Nach Errichtung einer Fußgängerzone (hierzu speziell: siehe § 40 Rdn 1 ff.) ist es ausreichend, wenn die Verbindung mit dem öffentlichen Verkehrsraum erhalten bleibt. Den Geschäftsinteressen ist ausreichend Rechnung zu tragen, indem ausreichend Zeiten für die Ein- und Ausfahrt in die Fußgängerzone eingeräumt werden.[138] Dies soll auch bei Apotheken der Fall sein, selbst wenn diese ganztägig mit dringend notwendigen Medikamenten durch Großhändler versorgt werden müssen.[139]

 

Rz. 71

Zum ständigen Befahren einer Fußgängerzone, also auch außerhalb der vorgesehenen Anlieferzeiten, ist grundsätzlich eine Ausnahmegenehmigung notwendig (§ 46 Abs. 1 Nr. 11 StVO).

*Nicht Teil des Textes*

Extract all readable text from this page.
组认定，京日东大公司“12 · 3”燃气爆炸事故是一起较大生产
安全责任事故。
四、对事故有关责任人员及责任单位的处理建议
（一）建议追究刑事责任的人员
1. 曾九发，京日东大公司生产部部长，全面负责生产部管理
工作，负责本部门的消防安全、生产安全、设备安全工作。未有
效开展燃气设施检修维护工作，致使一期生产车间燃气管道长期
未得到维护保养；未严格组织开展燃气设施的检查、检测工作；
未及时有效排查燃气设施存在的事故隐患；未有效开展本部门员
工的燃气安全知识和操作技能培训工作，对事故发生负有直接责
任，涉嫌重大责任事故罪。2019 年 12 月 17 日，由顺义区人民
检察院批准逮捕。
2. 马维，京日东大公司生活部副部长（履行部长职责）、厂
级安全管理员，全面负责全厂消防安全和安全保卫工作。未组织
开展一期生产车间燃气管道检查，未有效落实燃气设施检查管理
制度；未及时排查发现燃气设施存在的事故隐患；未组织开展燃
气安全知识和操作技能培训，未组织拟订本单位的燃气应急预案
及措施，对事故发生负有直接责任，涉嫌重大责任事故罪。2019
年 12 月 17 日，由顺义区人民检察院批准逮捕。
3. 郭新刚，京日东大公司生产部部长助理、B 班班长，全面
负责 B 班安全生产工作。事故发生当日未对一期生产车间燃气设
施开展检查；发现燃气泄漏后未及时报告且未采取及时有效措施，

Bei der Frage, ob diese Ausnahmegenehmigung erteilt wird, hat die Behörde im Rahmen ihrer pflichtgemäßen Ermessensentscheidung zu berücksichtigen, dass durch die Schaffung einer grundsätzlich dem Fußgängerverkehr vorbehaltenen Zone eine auf Dauer angelegte nachhaltige Ordnung des Gesamtverkehrs in dem Sinne getroffen wurde, dass die Fußgänger hier besonders geschützt werden sollen. Die für einen in einer Fußgängerzone angesiedelten Gewerbebetrieb (im Fall: Getränkeauslieferungsbetrieb) grundsätzlich förderliche jederzeitige uneingeschränkte Zufahrtsmöglichkeit zum Betriebssitz drängt die Interessen der Fußgänger nicht von vorneherein zurück.[140]

 

Rz. 72

Speziell: Die Anfahrmöglichkeit eines Autoschalters einer Apotheke: Die Abgabe von Arzneimitteln über den an einer Apotheke eingerichteten Autoschalter ist unzulässig. Auch die unbestritten notwendige Einrichtung eines Notdienstschalters in der Außenwand einer Apotheke rechtfertigt nicht den Betrieb eines Autoschalters während der normalen Öffnungszeiten.[141]

[131] BVerwG zfs 1995, 117; NdsOVG, Beschl. v. 29.12.2015 – 7 ME 53/15, NVwZ-RR 2016, 411.
[132] BVerwG NJW 1975, 1528; 1981, 412; DÖV 1984, 426; VGH BW zfs 1993, 395, 396; DÖV 1991, 168; NdsOVG, Beschl. v. 29.12.2015 – 7 ME 53/15, NVwZ-RR 2016, 411.
[133] BVerwG NVwZ 1991, 1090; 1988, 354; OVG Berlin NVwZ-RR 1994, 10, 11.
[134] OVG Berlin NVwZ-RR 1994, 10, 11.
[135] BVerwG DÖV 1984, 426; NJW 1981, 412.
[136] BVerfG NJW 1991, 358; OVG Berlin NVwZ-RR 1994, 10, 11; BayVGH BayVBl 2003, 719 ff.
[137] BayVGH BayVBl 1992, 276.
[138] VGH BW zfs 1993, 395, 396.
[139] VGH BW zfs 1993, 395, 396.
[140] BayVGH zfs 1998, 316; vgl. auch OVG Saarland zfs 1996, 358.
[141] BVerwG DVBl 1999, 43 = NJW 1999, 881 = zfs 1998, 277 – Ls.